Let δ=(δ1,…,δn) be a string of letters h and v. We define a Young tableau to be δ-semistandard if the entries are weakly increasing along rows and columns, and the entries i form a horizontal strip if δi=h and a vertical strip if δi=v. We define δ-promotion on such tableaux via a modified jeu-de-taquin. The first main result is that δ-promotion has period n on rectangular δ-semistandard tableaux, generalizing the results of Haiman and Rhoades for standard and semistandard tableaux. The second main result states that the set of rectangular δ-semistandard tableaux for fixed δ and content γ exhibits the cyclic sieving phenomenon with the generalized Kostka polynomial.

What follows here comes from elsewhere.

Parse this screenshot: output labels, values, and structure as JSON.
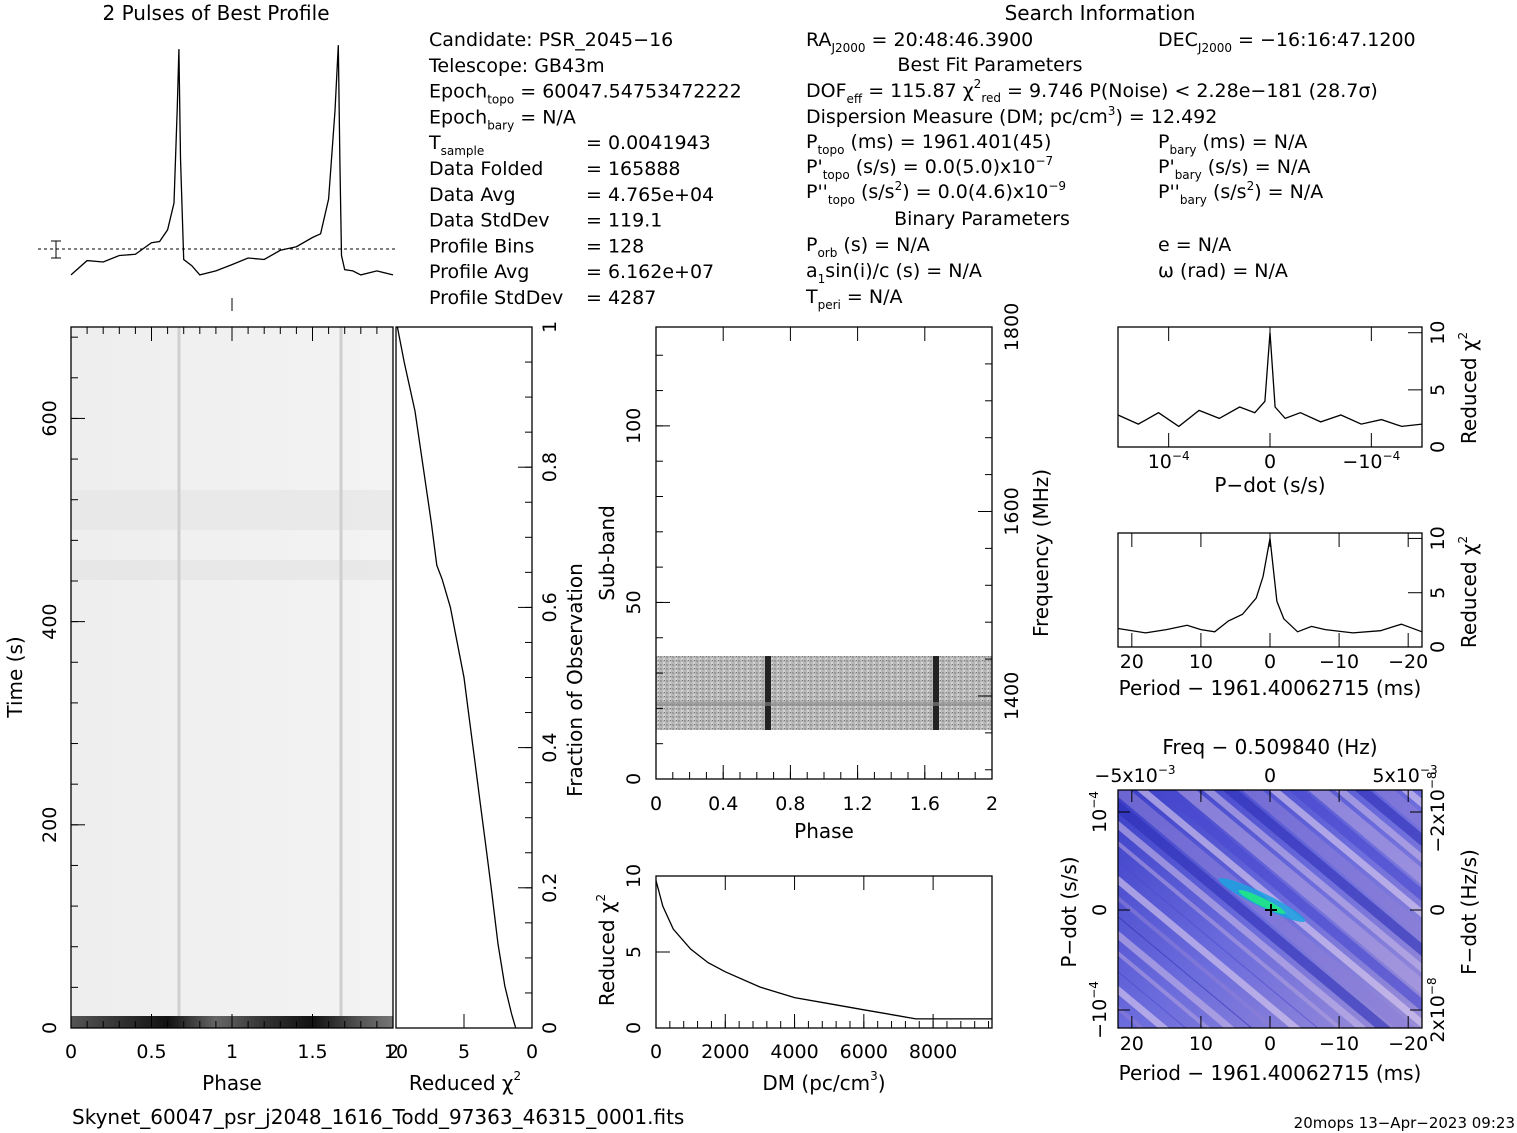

To do so we follow Fontaine-Kamnitzer and associate to (δ,γ) an SLm-invariant space Inv(Vλ1·s Vλn) where each Vλi is an alternating or symmetric representation. We show that the Satake basis of the corresponding invariant space is indexed by the set of tableaux corresponding to (δ,γ) and is permuted by rotation of tensor factors. We then diagonalize the rotation action using the fusion product. This cyclic sieving generalizes the result of Rhoades, and of Fontaine-Kamnitzer (in type A), and is closely related to that of Westbury.